Abstract 1526: Presence of Chronic Kidney Disease is Associated with Enhanced Inflammatory Response, Oxidative Stress and Adverse Left Ventricular Remodeling after Reperfused Acute Myocardial Infarction
Background: Patients with chronic kidney disease (CKD) have worse clinical outcome after acute myocardial infarction (AMI). We sought to determine the prognostic significance of CKD in patients with reperfused AMI in relation to left ventricular (LV) remodeling.

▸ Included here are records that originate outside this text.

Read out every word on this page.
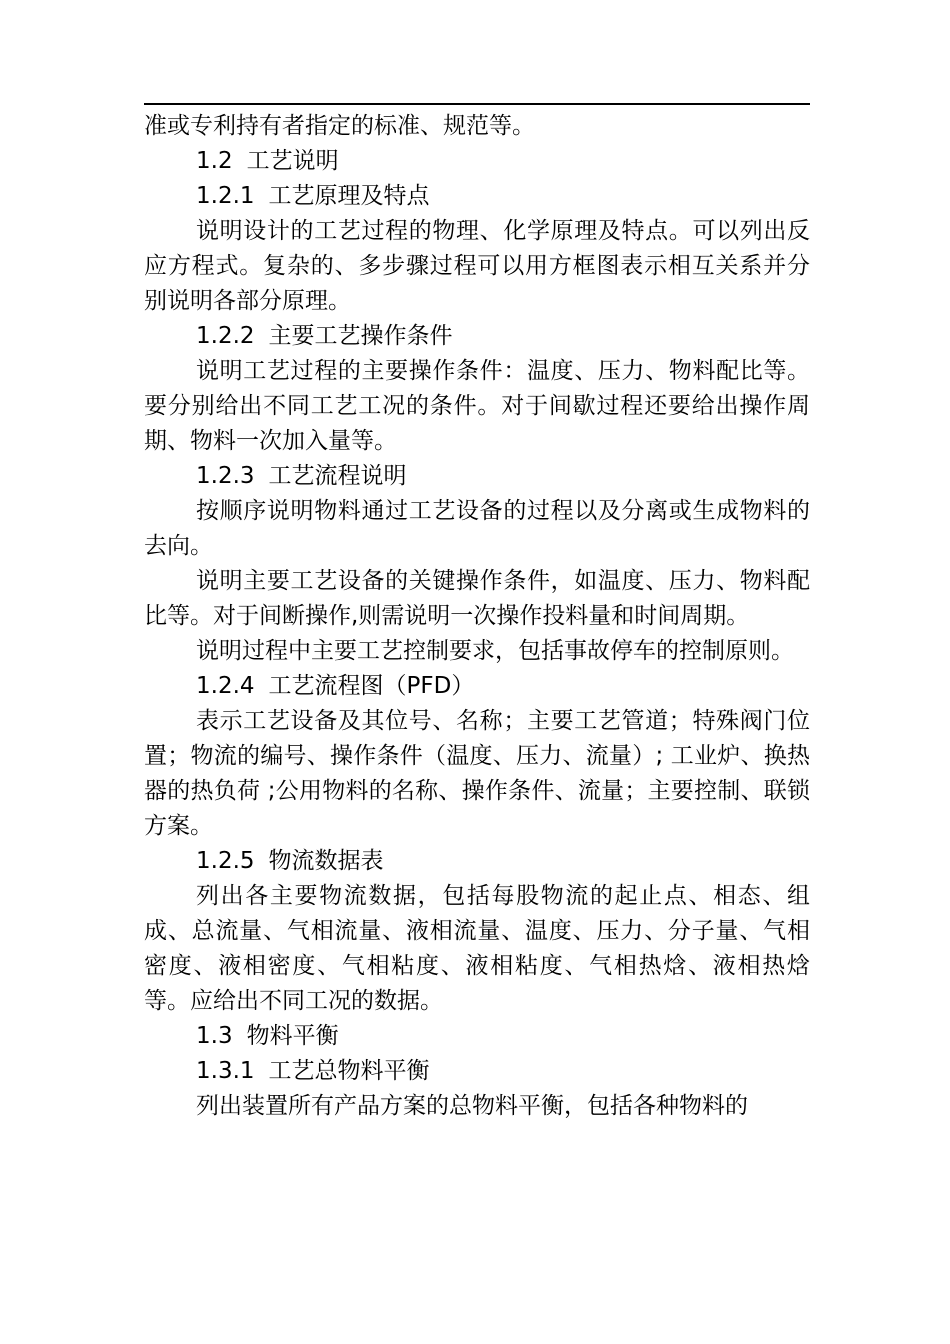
准或专利持有者指定的标准、规范等。

1.2 工艺说明
1.2.1 工艺原理及特点

说明设计的工艺过程的物理、化学原理及特点。可以列出反应方程式。复杂的、多步骤过程可以用方框图表示相互关系并分别说明各部分原理。

1.2.2 主要工艺操作条件

说明工艺过程的主要操作条件：温度、压力、物料配比等。要分别给出不同工艺工况的条件。对于间歇过程还要给出操作周期、物料一次加入量等。

1.2.3 工艺流程说明

按顺序说明物料通过工艺设备的过程以及分离或生成物料的去向。

说明主要工艺设备的关键操作条件，如温度、压力、物料配比等。对于间断操作,则需说明一次操作投料量和时间周期。

说明过程中主要工艺控制要求，包括事故停车的控制原则。

1.2.4 工艺流程图（PFD）

表示工艺设备及其位号、名称；主要工艺管道；特殊阀门位置；物流的编号、操作条件（温度、压力、流量）; 工业炉、换热器的热负荷 ;公用物料的名称、操作条件、流量；主要控制、联锁方案。

1.2.5 物流数据表

列出各主要物流数据，包括每股物流的起止点、相态、组成、总流量、气相流量、液相流量、温度、压力、分子量、气相密度、液相密度、气相粘度、液相粘度、气相热焓、液相热焓等。应给出不同工况的数据。

1.3 物料平衡
1.3.1 工艺总物料平衡

列出装置所有产品方案的总物料平衡，包括各种物料的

Methods: We examined 120 consecutive patients with reperfused first anterior AMI, admitted within 24 hours of the onset. Glomerular filtration rate (GFR) was estimated by MDRD equation using serum creatinine level on admission. Patients with hemodialysis were excluded. Patients were divided into 2 groups according to the presence or absence of CKD, defined as GFR < 60 ml/min/1.73m2. Serum creatine kinase (CK) and C-reactive protein (CRP) levels were serially measured (q. 6, q. 24 hours). Left ventriculography along with plasma interleukin-6 (IL-6) and oxidized low-density lipoprotein (oxLDL) measurements were performed on admission and 2 weeks after AMI. Patients were followed for 27 ± 23 months.
Results: Mean GFR was 74 ± 24 ml/min/1.73m2 and CKD was observed in 25% (n = 30). The prevalence of cardiovascular risk factors, medication and coronary angiographic findings did not differ between the 2 groups. Peak CRP was higher in patients with CKD than those without (p = 0.011), despite similar peak CK. Patients with CKD had higher incidence of in-hospital cardiac death (p = 0.048) and major adverse cardiac events (MACE; p = 0.021), including in- and out-of-hospital cardiac death, non-fatal MI, reintervention, coronary artery bypass grafting and readmission for heart failure, than those without. CKD was associated with greater LV end-diastolic (p = 0.0002) and end-systolic volume (p = 0.0003) and lower LV ejection fraction (p = 0.013) 2 weeks after AMI. Plasma IL-6 (p = 0.037) on admission, and brain natriuretic peptide (p = 0.019) and oxLDL (p = 0.029) 2 weeks after AMI were higher in patients with CKD than in those without. CKD, as well as diabetes mellitus, was an independent predictor of MACE by Cox proportional hazards model analysis (relative risk = 3.13, p = 0.001).
Conclusion: CKD was associated with a worse clinical outcome and infarct expansion through modification of inflammatory response and oxidative stress, suggesting an important role of CKD in the development of LV remodeling after reperfused AMI.